Molina continued in the letter, “When I heard about the bravery and selflessness of this beautiful, 9-year-old boy, I could not help but think, what can I do … what can the law enforcement community do to honor Eduardo’s heroism and resiliency; how can the law enforcement community show support to this young vibrant hero?”

She put out a call for department memorabilia.

Patches started pouring in, first from departments in the Boston area, then Massachusetts, then from all over — Wisconsin, Kentucky, Florida. Some 50 police departments and sheriff’s offices responded with T-shirts, commemorative coins, caps, stickers and other memorabilia.

The university Police Department chipped in for an iPad, embossed with Eduardo’s name on the back. With Vitela’s permission, two officers flew to El Paso with a suitcase full of gifts and rode over to Vitela and Eduardo’s home in a caravan of El Paso police units.

El Paso Police Department Officer Alex Dominguez accompanied the Boston officers.

“Being so heroic in such a dire time shows me that when some would respond with either fight, flight or freeze, he innately had the perfect police response and saved his mother’s life,” Dominguez said. “His desire to save more lives and become a cop is very noble.”

Eduardo — now 10 years old —got to sit in a police car, flash the lights and talk into the radio.

“I felt so happy,” he said, rummaging through the suitcase of memorabilia on a recent evening at his home.

There were frijoles on the stove and an artificial Christmas tree in a corner. The family Pomeranian had just given birth to four pups days before. Life was moving on.

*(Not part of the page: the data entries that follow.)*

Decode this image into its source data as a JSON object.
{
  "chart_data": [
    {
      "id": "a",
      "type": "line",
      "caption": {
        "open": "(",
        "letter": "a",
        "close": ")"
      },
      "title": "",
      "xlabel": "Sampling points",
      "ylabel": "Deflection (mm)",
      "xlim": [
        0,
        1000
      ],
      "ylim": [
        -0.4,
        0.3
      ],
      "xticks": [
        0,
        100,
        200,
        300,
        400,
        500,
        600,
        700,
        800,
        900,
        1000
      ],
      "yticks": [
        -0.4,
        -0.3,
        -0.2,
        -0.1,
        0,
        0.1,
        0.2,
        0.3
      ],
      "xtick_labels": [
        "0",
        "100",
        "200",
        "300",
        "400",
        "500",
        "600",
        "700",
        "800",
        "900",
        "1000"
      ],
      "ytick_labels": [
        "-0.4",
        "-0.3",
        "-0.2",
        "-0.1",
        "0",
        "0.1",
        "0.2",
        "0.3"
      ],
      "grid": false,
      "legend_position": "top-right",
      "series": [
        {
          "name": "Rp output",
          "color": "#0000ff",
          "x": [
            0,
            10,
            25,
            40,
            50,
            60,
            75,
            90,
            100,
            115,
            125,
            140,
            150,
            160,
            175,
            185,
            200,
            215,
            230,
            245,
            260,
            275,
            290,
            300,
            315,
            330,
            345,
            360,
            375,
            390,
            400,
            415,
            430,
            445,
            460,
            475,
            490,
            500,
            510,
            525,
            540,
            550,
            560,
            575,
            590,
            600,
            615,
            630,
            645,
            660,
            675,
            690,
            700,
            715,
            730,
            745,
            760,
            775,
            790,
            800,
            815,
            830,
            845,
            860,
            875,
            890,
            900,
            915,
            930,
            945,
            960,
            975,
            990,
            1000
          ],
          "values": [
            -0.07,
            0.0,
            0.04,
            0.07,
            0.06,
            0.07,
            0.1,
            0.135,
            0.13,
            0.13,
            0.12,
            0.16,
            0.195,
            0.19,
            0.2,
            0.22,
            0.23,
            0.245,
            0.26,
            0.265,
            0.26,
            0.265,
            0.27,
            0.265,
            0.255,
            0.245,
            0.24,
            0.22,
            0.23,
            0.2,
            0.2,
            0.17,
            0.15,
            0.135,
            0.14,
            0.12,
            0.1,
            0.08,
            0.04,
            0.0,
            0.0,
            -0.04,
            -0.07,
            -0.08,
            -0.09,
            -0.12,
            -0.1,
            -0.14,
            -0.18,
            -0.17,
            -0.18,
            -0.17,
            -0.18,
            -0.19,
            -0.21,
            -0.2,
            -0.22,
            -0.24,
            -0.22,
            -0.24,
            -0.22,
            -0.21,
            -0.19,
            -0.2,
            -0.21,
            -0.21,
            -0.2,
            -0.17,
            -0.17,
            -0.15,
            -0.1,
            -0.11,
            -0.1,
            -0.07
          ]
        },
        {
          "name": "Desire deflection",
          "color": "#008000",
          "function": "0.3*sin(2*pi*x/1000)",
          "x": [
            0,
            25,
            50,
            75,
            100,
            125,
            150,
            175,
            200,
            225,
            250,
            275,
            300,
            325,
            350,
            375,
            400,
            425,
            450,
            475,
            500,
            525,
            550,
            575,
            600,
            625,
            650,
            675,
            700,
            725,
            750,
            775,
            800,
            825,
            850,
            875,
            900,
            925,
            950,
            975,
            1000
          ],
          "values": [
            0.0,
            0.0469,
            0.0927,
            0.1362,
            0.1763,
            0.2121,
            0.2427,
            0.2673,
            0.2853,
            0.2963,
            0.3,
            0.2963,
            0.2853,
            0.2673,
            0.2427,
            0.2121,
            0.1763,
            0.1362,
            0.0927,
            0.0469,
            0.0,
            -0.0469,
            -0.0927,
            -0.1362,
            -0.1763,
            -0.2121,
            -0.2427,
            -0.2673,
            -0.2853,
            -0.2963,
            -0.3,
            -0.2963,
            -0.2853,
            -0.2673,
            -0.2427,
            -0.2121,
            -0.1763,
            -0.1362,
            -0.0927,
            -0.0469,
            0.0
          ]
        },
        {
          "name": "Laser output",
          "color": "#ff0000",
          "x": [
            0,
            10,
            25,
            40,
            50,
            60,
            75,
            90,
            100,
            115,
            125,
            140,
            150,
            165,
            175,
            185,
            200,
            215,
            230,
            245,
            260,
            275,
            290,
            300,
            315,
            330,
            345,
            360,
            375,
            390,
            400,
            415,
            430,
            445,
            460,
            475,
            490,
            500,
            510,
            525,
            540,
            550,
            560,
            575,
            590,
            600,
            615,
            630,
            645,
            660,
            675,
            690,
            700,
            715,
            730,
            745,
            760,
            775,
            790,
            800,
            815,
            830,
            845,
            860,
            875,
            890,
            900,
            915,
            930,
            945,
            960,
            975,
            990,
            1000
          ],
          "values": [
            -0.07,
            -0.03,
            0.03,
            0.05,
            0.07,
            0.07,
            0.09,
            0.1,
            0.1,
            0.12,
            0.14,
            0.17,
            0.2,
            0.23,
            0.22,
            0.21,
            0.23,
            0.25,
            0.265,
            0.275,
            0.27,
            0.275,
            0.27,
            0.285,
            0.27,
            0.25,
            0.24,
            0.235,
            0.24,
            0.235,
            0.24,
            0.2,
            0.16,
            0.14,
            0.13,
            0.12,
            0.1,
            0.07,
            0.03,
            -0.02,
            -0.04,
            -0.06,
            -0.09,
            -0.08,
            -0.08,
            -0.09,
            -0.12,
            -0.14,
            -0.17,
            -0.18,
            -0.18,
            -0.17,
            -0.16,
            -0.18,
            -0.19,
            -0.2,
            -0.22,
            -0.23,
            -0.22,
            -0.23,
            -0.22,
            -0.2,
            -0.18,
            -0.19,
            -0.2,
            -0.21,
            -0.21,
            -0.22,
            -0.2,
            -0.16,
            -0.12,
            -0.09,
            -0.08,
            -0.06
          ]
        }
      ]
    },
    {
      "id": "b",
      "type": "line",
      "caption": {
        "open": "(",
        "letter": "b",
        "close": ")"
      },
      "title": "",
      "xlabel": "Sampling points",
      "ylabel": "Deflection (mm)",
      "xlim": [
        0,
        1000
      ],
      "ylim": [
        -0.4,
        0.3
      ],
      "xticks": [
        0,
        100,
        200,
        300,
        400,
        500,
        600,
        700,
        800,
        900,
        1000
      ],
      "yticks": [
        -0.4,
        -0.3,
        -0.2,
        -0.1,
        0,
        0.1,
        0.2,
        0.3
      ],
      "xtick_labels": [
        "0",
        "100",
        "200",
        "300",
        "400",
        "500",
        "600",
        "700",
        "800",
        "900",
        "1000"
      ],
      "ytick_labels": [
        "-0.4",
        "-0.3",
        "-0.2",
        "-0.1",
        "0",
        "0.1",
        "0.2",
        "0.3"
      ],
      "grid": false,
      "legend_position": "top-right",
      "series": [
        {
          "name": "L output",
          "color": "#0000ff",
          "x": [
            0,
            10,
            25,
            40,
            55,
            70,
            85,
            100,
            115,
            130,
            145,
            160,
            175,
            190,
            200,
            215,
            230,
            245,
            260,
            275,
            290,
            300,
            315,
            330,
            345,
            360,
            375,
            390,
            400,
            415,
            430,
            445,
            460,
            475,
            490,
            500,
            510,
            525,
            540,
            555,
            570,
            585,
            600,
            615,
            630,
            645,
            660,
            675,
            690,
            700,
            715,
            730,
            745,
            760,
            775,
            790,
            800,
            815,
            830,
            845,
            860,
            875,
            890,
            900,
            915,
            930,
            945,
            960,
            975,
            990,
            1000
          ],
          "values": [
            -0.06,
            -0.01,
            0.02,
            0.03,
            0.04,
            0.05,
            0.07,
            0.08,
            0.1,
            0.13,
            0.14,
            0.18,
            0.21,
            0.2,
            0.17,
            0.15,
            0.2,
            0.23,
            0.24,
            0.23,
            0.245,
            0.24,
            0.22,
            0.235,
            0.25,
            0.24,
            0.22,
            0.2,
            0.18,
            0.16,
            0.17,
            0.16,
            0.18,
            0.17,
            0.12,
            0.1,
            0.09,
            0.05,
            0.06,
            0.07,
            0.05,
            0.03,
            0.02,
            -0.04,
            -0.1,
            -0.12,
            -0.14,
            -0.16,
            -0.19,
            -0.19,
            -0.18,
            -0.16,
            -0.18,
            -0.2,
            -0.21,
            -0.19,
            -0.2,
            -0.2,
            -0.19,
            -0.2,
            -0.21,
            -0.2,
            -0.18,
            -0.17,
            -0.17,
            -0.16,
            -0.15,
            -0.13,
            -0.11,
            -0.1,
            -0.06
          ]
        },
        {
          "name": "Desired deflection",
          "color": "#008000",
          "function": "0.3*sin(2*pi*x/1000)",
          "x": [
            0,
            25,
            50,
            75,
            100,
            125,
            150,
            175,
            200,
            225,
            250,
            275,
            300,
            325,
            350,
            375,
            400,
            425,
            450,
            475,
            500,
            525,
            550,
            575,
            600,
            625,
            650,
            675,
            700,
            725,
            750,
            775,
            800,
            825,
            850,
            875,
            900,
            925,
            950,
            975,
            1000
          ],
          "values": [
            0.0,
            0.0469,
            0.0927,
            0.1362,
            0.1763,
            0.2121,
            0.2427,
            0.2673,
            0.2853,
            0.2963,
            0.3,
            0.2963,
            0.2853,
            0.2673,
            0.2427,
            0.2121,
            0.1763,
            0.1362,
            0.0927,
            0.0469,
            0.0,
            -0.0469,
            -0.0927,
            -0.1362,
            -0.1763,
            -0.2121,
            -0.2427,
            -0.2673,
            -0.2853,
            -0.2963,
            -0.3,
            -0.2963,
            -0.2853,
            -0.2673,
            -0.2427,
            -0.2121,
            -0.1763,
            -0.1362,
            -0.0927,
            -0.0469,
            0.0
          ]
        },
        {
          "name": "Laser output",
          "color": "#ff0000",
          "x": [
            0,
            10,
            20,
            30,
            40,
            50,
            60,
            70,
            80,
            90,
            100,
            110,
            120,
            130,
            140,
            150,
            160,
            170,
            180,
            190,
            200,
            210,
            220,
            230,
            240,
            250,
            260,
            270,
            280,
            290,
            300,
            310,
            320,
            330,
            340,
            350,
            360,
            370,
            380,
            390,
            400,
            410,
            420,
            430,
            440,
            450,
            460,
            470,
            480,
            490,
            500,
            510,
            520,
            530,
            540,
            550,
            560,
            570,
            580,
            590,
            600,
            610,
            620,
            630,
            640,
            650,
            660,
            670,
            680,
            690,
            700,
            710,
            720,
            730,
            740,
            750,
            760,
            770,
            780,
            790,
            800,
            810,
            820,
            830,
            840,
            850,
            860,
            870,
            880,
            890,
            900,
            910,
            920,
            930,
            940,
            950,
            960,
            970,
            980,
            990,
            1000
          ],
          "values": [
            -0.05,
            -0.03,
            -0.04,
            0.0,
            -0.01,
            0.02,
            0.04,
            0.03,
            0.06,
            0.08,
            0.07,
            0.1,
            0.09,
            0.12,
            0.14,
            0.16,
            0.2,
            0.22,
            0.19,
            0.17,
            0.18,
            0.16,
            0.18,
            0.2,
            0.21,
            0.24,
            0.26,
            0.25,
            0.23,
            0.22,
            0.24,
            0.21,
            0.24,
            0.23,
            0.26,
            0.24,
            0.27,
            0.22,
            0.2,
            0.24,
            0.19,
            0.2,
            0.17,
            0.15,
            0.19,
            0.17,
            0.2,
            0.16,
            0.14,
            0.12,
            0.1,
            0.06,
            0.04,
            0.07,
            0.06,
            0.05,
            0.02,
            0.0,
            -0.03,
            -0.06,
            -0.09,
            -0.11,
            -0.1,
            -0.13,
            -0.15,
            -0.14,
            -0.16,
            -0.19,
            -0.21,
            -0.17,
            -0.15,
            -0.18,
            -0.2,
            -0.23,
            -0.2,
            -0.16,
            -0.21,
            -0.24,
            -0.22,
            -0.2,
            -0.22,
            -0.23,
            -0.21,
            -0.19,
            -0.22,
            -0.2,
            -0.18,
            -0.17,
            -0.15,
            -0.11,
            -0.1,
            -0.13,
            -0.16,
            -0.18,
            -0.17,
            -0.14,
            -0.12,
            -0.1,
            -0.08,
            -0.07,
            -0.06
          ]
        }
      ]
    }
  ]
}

Mother and son are both still dealing with the fallout — anxiety, nightmares.

“We don’t talk about it anymore,” Vitela said.

But Molina calls every Friday to check on her and catch up. And Eduardo holds on to the dream he has had since he was a boy.

Only now he thinks he might want to work for the police force in Boston.

“If he wants to be a police officer,” Molina said, “we’re going to be there supporting him.”